The report said the DHS “wants to track more than 290,000 global news sources, including online, print, broadcast, cable, and radio, as well as trade and industry publications, local, national and international outlets, and social media, according to the documents.”
“It also wants the ability to track media coverage in more than 100 languages including Arabic, Chinese, and Russian, with instant translation of articles into English.”
Lawmakers also have expressed concern about media.
A number of lawmakers have asked Attorney General Jeff Sessions if Al Jazeera “should register as a foreign agent because it ‘often directly undermines’ U.S. interests with favorable coverage of Hamas, Hezbollah and al-Qaida’s branch in Syria.”
The Gizmodo blog said the database has a dual purpose: “monitoring hundreds of thousands of news sources simultaneously worldwide as well as tracking and categorizing journalists and bloggers.”
The report said that perhaps “even more chilling given the current media climate, the platform would also feature a database filled with the personal and social media data of ‘journalists, editors, correspondents, social media influencers, [and] bloggers,’ searchable by location, beat, publication, and ad-hoc keywords.”

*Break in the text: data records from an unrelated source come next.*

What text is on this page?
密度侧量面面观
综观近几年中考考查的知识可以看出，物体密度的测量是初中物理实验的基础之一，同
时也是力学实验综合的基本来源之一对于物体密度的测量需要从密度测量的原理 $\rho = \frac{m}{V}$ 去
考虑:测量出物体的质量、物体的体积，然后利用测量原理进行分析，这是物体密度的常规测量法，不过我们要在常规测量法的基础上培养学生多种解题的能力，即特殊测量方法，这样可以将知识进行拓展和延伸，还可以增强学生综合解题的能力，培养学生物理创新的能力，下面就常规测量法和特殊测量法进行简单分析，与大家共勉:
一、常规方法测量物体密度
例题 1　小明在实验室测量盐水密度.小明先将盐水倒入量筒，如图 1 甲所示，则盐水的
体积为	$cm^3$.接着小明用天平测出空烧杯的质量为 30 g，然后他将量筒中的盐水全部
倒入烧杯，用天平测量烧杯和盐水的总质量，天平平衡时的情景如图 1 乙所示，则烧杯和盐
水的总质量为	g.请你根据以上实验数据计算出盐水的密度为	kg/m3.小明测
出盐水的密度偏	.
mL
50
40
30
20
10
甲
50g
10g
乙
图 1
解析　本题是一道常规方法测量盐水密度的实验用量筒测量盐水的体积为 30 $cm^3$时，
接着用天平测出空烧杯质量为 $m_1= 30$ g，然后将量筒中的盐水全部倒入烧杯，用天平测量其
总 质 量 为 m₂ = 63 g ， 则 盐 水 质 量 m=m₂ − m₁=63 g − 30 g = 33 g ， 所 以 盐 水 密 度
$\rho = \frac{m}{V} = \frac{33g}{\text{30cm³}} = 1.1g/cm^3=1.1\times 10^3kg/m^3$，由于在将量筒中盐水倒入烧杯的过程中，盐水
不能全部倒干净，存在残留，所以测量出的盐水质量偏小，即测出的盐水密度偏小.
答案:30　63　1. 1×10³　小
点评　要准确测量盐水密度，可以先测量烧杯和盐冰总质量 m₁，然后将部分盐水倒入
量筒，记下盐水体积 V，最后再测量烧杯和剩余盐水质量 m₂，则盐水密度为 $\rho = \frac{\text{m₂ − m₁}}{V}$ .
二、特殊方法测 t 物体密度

It asked: “Will the journalists on the list be notified they’ve been added? Do they have any control over what data is added about them? The bid’s language, ‘present contact details and any other information that could be relevant,’ seems to imply journalists will have profiles with a variety of information. Does that open the door to connect this info with any other data DHS can get its hands on: job histories, criminal histories, a list of phobias, etc?”
Snyder warned, “If this sounds extremely creepy to you, that is because it is extremely creepy.”
And he said it will come sooner rather than later.
“Unfortunately, it appears that this new Department of Homeland Security program is moving ahead rapidly. In fact, it is being reported that seven different companies have ‘already expressed interest’ in participating.”